Here Cecil and her pupil passed several quiet weeks. They did little exploring, for Cecil was not strong enough for it, and Azim Bey was deterred by fear of the jinn, but antiquities in abundance were brought to them to purchase by the Jews of the place, who spent their lives in searching for them. Azim Bey passed most of his time in his brother-in-law’s company, riding out with him to hunt, and assisting him to review his troops, to the intense amusement of Said Bey, who was a big jolly man, the son of an Irish renegade who had entered the Turkish service, and preserved some of the national characteristics even among his oriental surroundings. As for Cecil, she resigned herself to a thoroughly Eastern existence as a denizen of the harem, and became better acquainted with the manners and customs of its inhabitants than she had had opportunity to be during her stay in Baghdad. Said Bey’s mother was dead, as Naimeh Khanum informed her with evident relief and gratitude to Providence, and the household was therefore under the rule of the young wife, who was now much occupied with a wonderful baby son, of whom Azim Bey was intensely jealous, as he always was of every one and everything that interfered with the attention he conceived to be due to his imperious little self. The proud mother, who had herself enjoyed for a short time the advantage of the teaching of a European governess, was eager to consult Cecil as to the best way of educating her boy when he grew older, and many were the anxious discussions they held under the date-palms in the garden or in the evening on the terrace. Naimeh Khanum’s lovely face appeared on almost every page of Cecil’s sketch-book, only rivalled in popularity by endless studies of the great mounds of Babylon, seen under every possible variety of light and shade, and the English girl felt herself strangely drawn to the oriental, who looked out from her cage at the unknown world with eager inquisitive eyes. They used to spend hours in conversation, Cecil sketching, Naimeh Khanum busy with her baby, until the warning cry of “Dastûr!” announced the return of Said Bey, and Cecil would wrap her veil round her and retire to the temporary schoolroom, where her pupil would be waiting to tell her of the day’s adventures.

CHAPTER XIII.
INSTRUCTION AND INTROSPECTION.

On the last evening of her stay at Hillah, Cecil became acquainted with an interesting fact concerning Azim Bey which at once touched and amused her. “A marriage had been arranged” for him long ago with Safieh Khanum, the little daughter of the Pasha of Mosul, and the wedding would take place when the bridegroom reached his eighteenth year.

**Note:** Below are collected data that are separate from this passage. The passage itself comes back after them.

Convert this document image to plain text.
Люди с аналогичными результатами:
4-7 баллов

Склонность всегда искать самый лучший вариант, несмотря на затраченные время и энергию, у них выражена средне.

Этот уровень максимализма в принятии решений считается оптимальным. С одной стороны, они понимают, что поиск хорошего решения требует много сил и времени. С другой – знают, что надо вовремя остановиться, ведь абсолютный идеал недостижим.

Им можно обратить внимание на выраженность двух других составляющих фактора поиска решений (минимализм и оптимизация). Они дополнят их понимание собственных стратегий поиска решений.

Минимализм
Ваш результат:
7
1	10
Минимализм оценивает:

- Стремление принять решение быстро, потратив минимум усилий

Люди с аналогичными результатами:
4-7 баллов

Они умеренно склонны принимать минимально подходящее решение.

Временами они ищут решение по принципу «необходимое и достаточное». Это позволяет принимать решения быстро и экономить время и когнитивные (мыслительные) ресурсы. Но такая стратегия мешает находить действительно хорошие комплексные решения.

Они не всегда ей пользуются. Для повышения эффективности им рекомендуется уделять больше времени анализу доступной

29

“My grandmother arranged it,” said Naimeh Khanum, playing with the bits of red stuff which were sewn to her baby’s cap to keep off the evil eye. “The Pasha is a man of the old school, and a very rigid Mussulman, and the Um-ul-Pasha thinks that Safieh Khanum will keep my brother back from becoming altogether a Frangi.”

“But have they never seen one another, poor little things?” asked Cecil. “What a pity that you couldn’t have asked the little girl to stay with you while we were here. They might have taken a fancy to each other.”